Comedian Todd Glass has written a brave, amusing book about the hardest challenge of his life: Coming out. The Todd Glass Situation: A Bunch of Lies About My Personal Life And A Bunch of True Stories About My 30-Year Career In Standup Comedy is by turns funny and frank and often both.
While Glass struggled throughout school because of dyslexia and ADD he found success in another arena — comedy. He stated attending and loving shows at a local comedy store and we share his excitement and nervousness when he’s invited to do a show of his own. He does well enough to be invited back and we travel with him as he chronicles his 30 years (so far) in comedy improving his act and meeting comedians — he talks about encountering some of the most popular comedians around- – and his life during this time.
But the book leads up to the point where he decides it’s well past time to come out. How he does this and how it goes are some of the most brave writing I’ve read of late.
The book has great blurbs on the back from other comedians.
For example, “Todd Glass is not only the funniest person I know, he may also be the funnest. This book is like Todd: fun, engaging and honest. And having ghost written so many classic books (War & Peace, Elmo Goes Shopping, The Celestine Prophecy, The Notebook) it is is nice to see Todd finally put his name on one. Also, Todd Glass is much funnier than his brother Ira.” – Jim Gaffigan
And with that let’s go to the interview we did by email.
Why did you decide to write a book?
Tons of cash. Seriously, because I was not honest about my sexuality for so many years I had a lot of opinions and thoughts bottled up inside of me, and I thought writing a book would be a good opportunity to get those thoughts out.
What did you hope to accomplish by writing the book?
Well, in short, I hoped to change peoples preconceived misconceptions about hiding your sexuality and hopefully some people who read it that relate will be able to breath easier
Was one of your goals to tell people what it’s like to grow up Jewish with dyslexia and ADD let alone gay?
No, that was just filler to make the book thicker.
What did you learn — about yourself, about others — from your experience growing up with those issues?
I learned that although people’s secrets might not have been the same as mine, that everyone has them. And letting go of any secrets sure does make life better.
Why did it take you almost dying of a heart attack to come out?
The truth of the matter is that after having my heart attack “I thought” I was going to come out because it was a wake up call to how life can all end so quickly and was I as honest as I could of been while I was here on this planet. But three days after that I went back to my old life. What really did it was the rash of a lot of young kids committing suicide and i thought if I hid it any longer than it gave it validity to that being gay is something that should be hid.

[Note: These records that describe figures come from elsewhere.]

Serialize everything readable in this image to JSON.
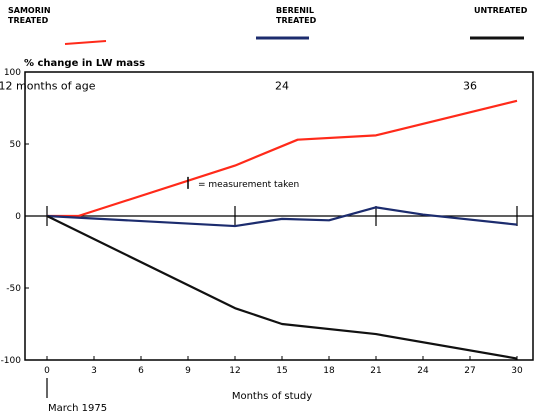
{
  "chart_data": {
    "type": "line",
    "title": "",
    "ylabel": "% change in LW mass",
    "xlabel": "Months of study",
    "xlim": [
      0,
      31
    ],
    "ylim": [
      -100,
      100
    ],
    "x_ticks": [
      0,
      3,
      6,
      9,
      12,
      15,
      18,
      21,
      24,
      27,
      30
    ],
    "y_ticks": [
      -100,
      -50,
      0,
      50,
      100
    ],
    "grid": false,
    "legend_position": "top",
    "legend": [
      {
        "line1": "SAMORIN",
        "line2": "TREATED"
      },
      {
        "line1": "BERENIL",
        "line2": "TREATED"
      },
      {
        "line1": "",
        "line2": "UNTREATED"
      }
    ],
    "series": [
      {
        "name": "SAMORIN TREATED",
        "color": "#ff2a1a",
        "x": [
          0,
          2,
          12,
          16,
          21,
          30
        ],
        "y": [
          0,
          0,
          35,
          53,
          56,
          80
        ]
      },
      {
        "name": "BERENIL TREATED",
        "color": "#1c2c6e",
        "x": [
          0,
          12,
          15,
          18,
          21,
          24,
          30
        ],
        "y": [
          0,
          -7,
          -2,
          -3,
          6,
          1,
          -6
        ]
      },
      {
        "name": "UNTREATED",
        "color": "#111111",
        "x": [
          0,
          12,
          15,
          21,
          30
        ],
        "y": [
          0,
          -64,
          -75,
          -82,
          -99
        ]
      }
    ],
    "age_markers": {
      "x": [
        0,
        12,
        21,
        30
      ],
      "labels": [
        {
          "x": 0,
          "text": "12 months of age"
        },
        {
          "x": 15,
          "text": "24"
        },
        {
          "x": 27,
          "text": "36"
        }
      ]
    },
    "annotation": {
      "text": "= measurement taken",
      "x": 9,
      "y": 23
    },
    "start_label": "March 1975"
  }
}
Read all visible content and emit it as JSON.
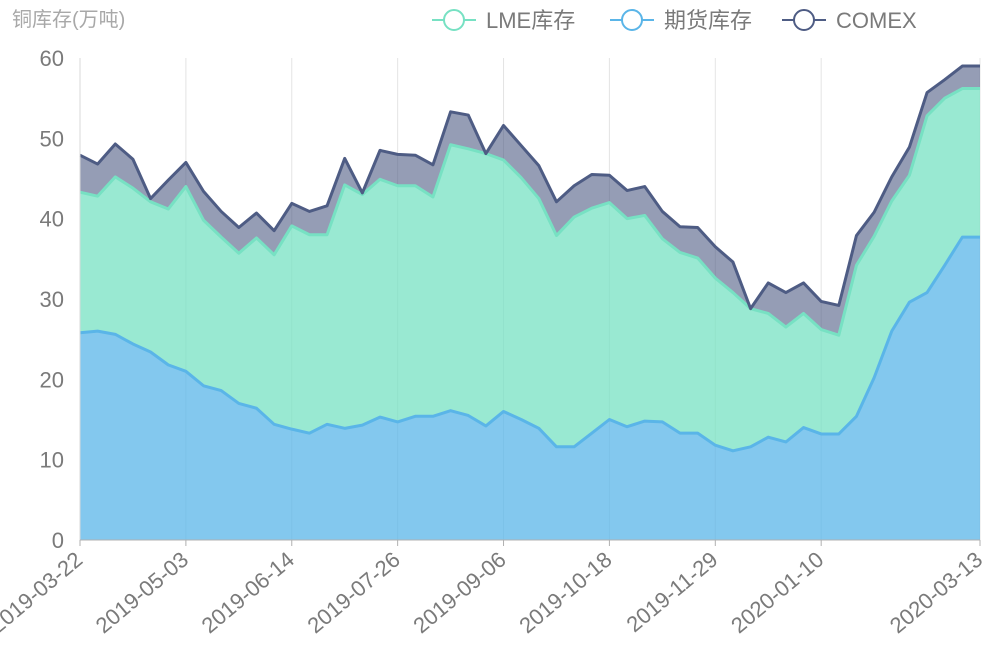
{
  "chart_data": {
    "type": "area",
    "stacked": true,
    "ylabel": "铜库存(万吨)",
    "ylim": [
      0,
      60
    ],
    "yticks": [
      0,
      10,
      20,
      30,
      40,
      50,
      60
    ],
    "grid": "vertical",
    "legend_position": "top-right",
    "x": [
      "2019-03-22",
      "2019-03-29",
      "2019-04-05",
      "2019-04-12",
      "2019-04-19",
      "2019-04-26",
      "2019-05-03",
      "2019-05-10",
      "2019-05-17",
      "2019-05-24",
      "2019-05-31",
      "2019-06-07",
      "2019-06-14",
      "2019-06-21",
      "2019-06-28",
      "2019-07-05",
      "2019-07-12",
      "2019-07-19",
      "2019-07-26",
      "2019-08-02",
      "2019-08-09",
      "2019-08-16",
      "2019-08-23",
      "2019-08-30",
      "2019-09-06",
      "2019-09-13",
      "2019-09-20",
      "2019-09-27",
      "2019-10-04",
      "2019-10-11",
      "2019-10-18",
      "2019-10-25",
      "2019-11-01",
      "2019-11-08",
      "2019-11-15",
      "2019-11-22",
      "2019-11-29",
      "2019-12-06",
      "2019-12-13",
      "2019-12-20",
      "2019-12-27",
      "2020-01-03",
      "2020-01-10",
      "2020-01-17",
      "2020-01-24",
      "2020-01-31",
      "2020-02-07",
      "2020-02-14",
      "2020-02-21",
      "2020-02-28",
      "2020-03-06",
      "2020-03-13"
    ],
    "xtick_labels": [
      "2019-03-22",
      "2019-05-03",
      "2019-06-14",
      "2019-07-26",
      "2019-09-06",
      "2019-10-18",
      "2019-11-29",
      "2020-01-10",
      "2020-03-13"
    ],
    "series": [
      {
        "name": "期货库存",
        "color": "#5ab5e8",
        "values": [
          25.8,
          26.0,
          25.6,
          24.4,
          23.4,
          21.8,
          21.0,
          19.2,
          18.6,
          17.0,
          16.4,
          14.4,
          13.8,
          13.3,
          14.4,
          13.9,
          14.3,
          15.3,
          14.7,
          15.4,
          15.4,
          16.1,
          15.5,
          14.2,
          16.0,
          15.0,
          13.9,
          11.6,
          11.6,
          13.3,
          15.0,
          14.1,
          14.8,
          14.7,
          13.3,
          13.3,
          11.8,
          11.1,
          11.6,
          12.8,
          12.2,
          14.0,
          13.2,
          13.2,
          15.4,
          20.2,
          26.0,
          29.6,
          30.8,
          34.2,
          37.7,
          37.7
        ]
      },
      {
        "name": "LME库存",
        "color": "#77e1c3",
        "values": [
          17.5,
          16.8,
          19.6,
          19.4,
          18.7,
          19.4,
          23.0,
          20.6,
          19.1,
          18.7,
          21.2,
          21.1,
          25.3,
          24.7,
          23.6,
          30.3,
          28.7,
          29.6,
          29.4,
          28.7,
          27.3,
          33.1,
          33.2,
          33.9,
          31.3,
          30.1,
          28.6,
          26.3,
          28.6,
          28.0,
          27.0,
          25.9,
          25.6,
          22.8,
          22.5,
          21.8,
          20.8,
          19.7,
          17.2,
          15.4,
          14.3,
          14.2,
          13.0,
          12.3,
          18.8,
          17.6,
          16.2,
          15.8,
          22.0,
          20.8,
          18.5,
          18.5
        ]
      },
      {
        "name": "COMEX",
        "color": "#4e5c84",
        "values": [
          4.6,
          4.0,
          4.1,
          3.6,
          0.4,
          3.6,
          3.0,
          3.6,
          3.2,
          3.2,
          3.1,
          3.0,
          2.8,
          2.9,
          3.6,
          3.3,
          0.2,
          3.6,
          3.9,
          3.8,
          4.0,
          4.1,
          4.2,
          0.0,
          4.3,
          4.0,
          4.1,
          4.2,
          3.9,
          4.2,
          3.4,
          3.5,
          3.6,
          3.4,
          3.2,
          3.8,
          3.9,
          3.8,
          0.0,
          3.8,
          4.3,
          3.8,
          3.5,
          3.7,
          3.7,
          3.0,
          3.0,
          3.5,
          2.9,
          2.3,
          2.8,
          2.8
        ]
      }
    ]
  }
}
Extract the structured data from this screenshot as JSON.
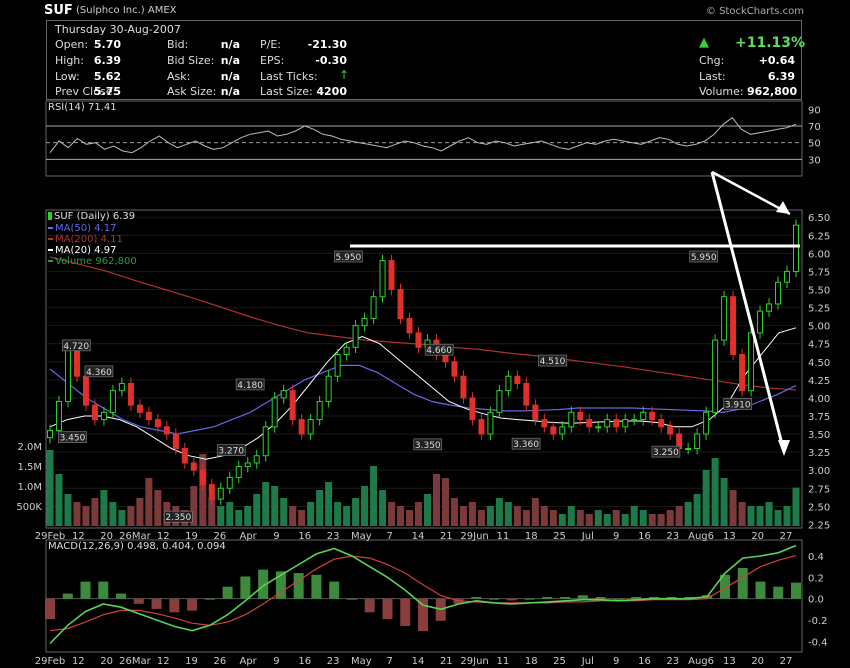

Do you think it is harder to come out in standup than in other fields?
I am sure it is hard for everybody in their own situation but doing stand up is something that made coming out very scary for me. Because performing in front of live audiences people can yell stuff out. Overwhelmingly people who come out to shows are kind, decent, good people, but I was very scared that the small percentage of them who might have a problem with it would yell out something.
Why did you choose to announce your coming out on a comedy podcast?
Two reasons: I thought I had something to share, and I wanted to hit a large audience and Marc Maron’s Podcast because of the content of what he talked about with his guests made it seem like a great forum to do it.
How has the reaction been to your coming out?
Even though I have only heard people who have come out talk about how it has made their life so much better, I couldn’t help thinking deep down that it wouldn’t be the case for me. I WAS WRONG. I was happy before, but my life is so so so much better. I truly know what it means to have a weight lifted off your shoulders. I got so comfortable in the lie that I thought it didn’t affect me, but it did. It might be the single best thing that I ever did in my entire life next to doing stand up comedy.
The blurbs by other comics are fun. How cool to get such praise from fellow comics?
It’s all shit to me.. I am better than everyone.
Seriously, I do not want to be the type of comedian that (only) makes other comedians laugh, but if I can make audiences laugh and at the same time make the comedians that I respect laugh that means a tremendous amount to me. So the short answer to that question is that it feels great.
Was writing this book therapeutic?
No, mind your own business.
It was extremely therapeutic, It really made me understand so many things about myself. I recommend everyone write a book, even if its just for yourself. I’m half serious.